To serve students better, sometimes colleges must shrink
West Virginia University (WVU) is on the cusp of change. On Friday, its Board of Governors approved President Gordon Gee’s proposal to discontinue 28 academic programs and eliminate 147 faculty positions. While the changes have elicited vigorous protests from students and staff, in the long run, the university will end up in a stronger position for slimming down and focusing on its strengths.
WVU says its goal is to “create a more focused academic portfolio aligned with student demand, career opportunities and market trends.” Changes in student demand are obvious. In 2021, 693 students graduated from WVU with a bachelor’s degree in engineering, up from 377 in 2010. Other majors with handsome earnings payoffs such as business and health saw large increases in graduations. But fields of study with lower economic returns saw student interest wane.
Among the most controversial of the approved cuts are to the foreign languages department, where WVU plans to eliminate five majors. But this department is expensive to run, and the number of students served is miniscule. In 2021, WVU awarded just 15 bachelor’s degrees in foreign languages out of more than 4,500 in total.
The university also wants to improve the value of other low-return majors. The Board recommended that the school “transform” its degree in art history to focus on museum studies—a field for which there is a defined, if narrow, job market.
In the short term, these changes will place the school on a sounder financial footing. The discontinued majors enroll just 1.4 percent of students, but the faculty positions eliminated represent 12 percent of the instructional faculty. WVU will still be able to serve the vast majority of its students, but at a significantly lower cost.
This will help the university close a $45 million budget shortfall without an excessive tuition hike. Tuition at WVU and the state’s other public colleges is below the national average. It will serve West Virginia’s students better to keep tuition low than to offer majors that few students choose.
In the longer term, the changes will help WVU thrive in a world where students’ relationship to higher education is changing. More and more students are questioning the value of college. Between 2010 and 2020, enrollment in public colleges and universities dropped by 8 percent nationally, and by 22 percent in West Virginia.
Students, however, have been up front about what they want from college: affordable education that leads to well-paying jobs. Many of WVU’s programs pass this test with flying colors. According to FREOPP estimates, graduates of WVU’s ten engineering and computer science programs can expect to earn six figures by mid-career—which is why student interest in these majors has grown, at WVU and nationally.
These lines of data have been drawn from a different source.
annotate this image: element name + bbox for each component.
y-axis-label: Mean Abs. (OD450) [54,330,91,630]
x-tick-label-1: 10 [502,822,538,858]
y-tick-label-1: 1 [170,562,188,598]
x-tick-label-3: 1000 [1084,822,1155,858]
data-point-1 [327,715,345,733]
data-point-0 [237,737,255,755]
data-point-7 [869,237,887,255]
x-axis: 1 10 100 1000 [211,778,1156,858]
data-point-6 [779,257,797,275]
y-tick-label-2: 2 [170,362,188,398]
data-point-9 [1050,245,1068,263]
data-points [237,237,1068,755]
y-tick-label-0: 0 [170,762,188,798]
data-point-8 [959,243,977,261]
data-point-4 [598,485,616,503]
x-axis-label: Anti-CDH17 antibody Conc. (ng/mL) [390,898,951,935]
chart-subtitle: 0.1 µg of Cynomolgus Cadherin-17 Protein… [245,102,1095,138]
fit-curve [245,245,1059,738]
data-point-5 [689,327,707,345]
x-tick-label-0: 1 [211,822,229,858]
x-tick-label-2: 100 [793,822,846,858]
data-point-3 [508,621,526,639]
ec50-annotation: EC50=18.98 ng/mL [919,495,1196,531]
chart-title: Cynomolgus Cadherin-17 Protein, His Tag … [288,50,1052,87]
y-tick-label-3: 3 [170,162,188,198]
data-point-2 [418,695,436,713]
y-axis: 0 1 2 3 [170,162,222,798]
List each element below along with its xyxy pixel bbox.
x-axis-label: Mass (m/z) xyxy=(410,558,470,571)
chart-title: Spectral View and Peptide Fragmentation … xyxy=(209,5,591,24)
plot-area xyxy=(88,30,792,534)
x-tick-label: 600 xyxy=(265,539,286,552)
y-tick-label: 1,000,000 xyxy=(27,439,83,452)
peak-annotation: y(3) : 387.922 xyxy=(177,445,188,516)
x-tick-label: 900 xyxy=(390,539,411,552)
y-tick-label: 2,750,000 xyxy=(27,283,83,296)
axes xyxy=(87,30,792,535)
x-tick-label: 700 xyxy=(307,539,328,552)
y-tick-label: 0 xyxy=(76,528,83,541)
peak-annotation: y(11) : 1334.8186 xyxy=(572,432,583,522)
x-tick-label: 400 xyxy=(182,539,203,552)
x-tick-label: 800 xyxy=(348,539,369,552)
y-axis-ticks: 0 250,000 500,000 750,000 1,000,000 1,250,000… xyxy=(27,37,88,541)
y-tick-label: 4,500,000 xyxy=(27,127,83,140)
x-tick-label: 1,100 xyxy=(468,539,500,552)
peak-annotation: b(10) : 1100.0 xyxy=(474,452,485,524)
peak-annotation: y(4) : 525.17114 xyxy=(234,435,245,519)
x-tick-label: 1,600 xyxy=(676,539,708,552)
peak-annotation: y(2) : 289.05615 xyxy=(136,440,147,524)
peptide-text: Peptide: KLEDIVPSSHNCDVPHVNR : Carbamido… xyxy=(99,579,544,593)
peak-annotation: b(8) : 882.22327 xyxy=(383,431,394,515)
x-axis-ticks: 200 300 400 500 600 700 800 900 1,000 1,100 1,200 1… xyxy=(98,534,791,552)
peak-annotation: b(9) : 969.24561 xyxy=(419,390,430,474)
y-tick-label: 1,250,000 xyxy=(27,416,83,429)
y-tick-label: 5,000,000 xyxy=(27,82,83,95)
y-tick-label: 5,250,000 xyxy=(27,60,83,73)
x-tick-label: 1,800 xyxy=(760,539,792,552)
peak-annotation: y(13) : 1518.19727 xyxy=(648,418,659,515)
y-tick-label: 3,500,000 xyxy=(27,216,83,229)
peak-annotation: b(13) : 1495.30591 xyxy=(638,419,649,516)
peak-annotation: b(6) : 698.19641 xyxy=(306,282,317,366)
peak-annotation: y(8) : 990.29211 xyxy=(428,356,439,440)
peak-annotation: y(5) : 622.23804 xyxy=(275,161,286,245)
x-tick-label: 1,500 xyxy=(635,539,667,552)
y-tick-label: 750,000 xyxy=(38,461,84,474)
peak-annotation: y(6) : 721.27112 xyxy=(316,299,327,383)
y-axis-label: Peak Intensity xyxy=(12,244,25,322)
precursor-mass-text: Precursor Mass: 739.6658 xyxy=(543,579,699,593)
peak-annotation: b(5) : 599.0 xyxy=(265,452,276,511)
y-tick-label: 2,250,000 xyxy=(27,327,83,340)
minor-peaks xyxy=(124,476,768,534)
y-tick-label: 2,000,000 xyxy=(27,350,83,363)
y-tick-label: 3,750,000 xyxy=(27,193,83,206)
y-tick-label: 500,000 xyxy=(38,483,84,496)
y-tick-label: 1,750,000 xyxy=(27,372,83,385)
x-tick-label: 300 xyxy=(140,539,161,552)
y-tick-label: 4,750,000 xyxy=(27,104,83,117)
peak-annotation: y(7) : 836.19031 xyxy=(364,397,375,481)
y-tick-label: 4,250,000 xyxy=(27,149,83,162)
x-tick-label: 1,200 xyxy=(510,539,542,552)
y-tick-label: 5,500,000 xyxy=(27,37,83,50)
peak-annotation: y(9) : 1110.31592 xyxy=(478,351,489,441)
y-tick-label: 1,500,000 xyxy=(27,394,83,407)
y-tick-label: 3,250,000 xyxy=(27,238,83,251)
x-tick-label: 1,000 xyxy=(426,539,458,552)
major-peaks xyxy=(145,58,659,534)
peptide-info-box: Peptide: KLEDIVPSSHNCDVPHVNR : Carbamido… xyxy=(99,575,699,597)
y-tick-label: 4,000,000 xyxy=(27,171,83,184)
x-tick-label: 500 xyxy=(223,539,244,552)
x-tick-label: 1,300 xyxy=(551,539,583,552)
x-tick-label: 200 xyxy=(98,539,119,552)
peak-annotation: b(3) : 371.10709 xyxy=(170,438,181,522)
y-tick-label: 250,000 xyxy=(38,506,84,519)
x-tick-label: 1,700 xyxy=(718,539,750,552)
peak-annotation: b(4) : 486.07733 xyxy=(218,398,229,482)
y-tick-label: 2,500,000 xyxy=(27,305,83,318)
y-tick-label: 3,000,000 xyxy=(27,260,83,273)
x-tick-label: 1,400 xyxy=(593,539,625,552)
There’s still a place for instruction in less lucrative or niche fields such as foreign languages. But not every college needs to offer a bachelor’s degree in Russian studies. Instead, colleges should focus on a more limited set of programs where there is labor market need or where they have unique strengths. By streamlining and specializing, universities can operate more efficiently, lower costs to students, and prioritize fields where graduates can go on to high-wage jobs.
The days in which universities could blithely raise tuition and give little thought to how they spent the revenue are over. West Virginia University has recognized the change is necessary. After the protests and bad press have faded, the institution may emerge stronger.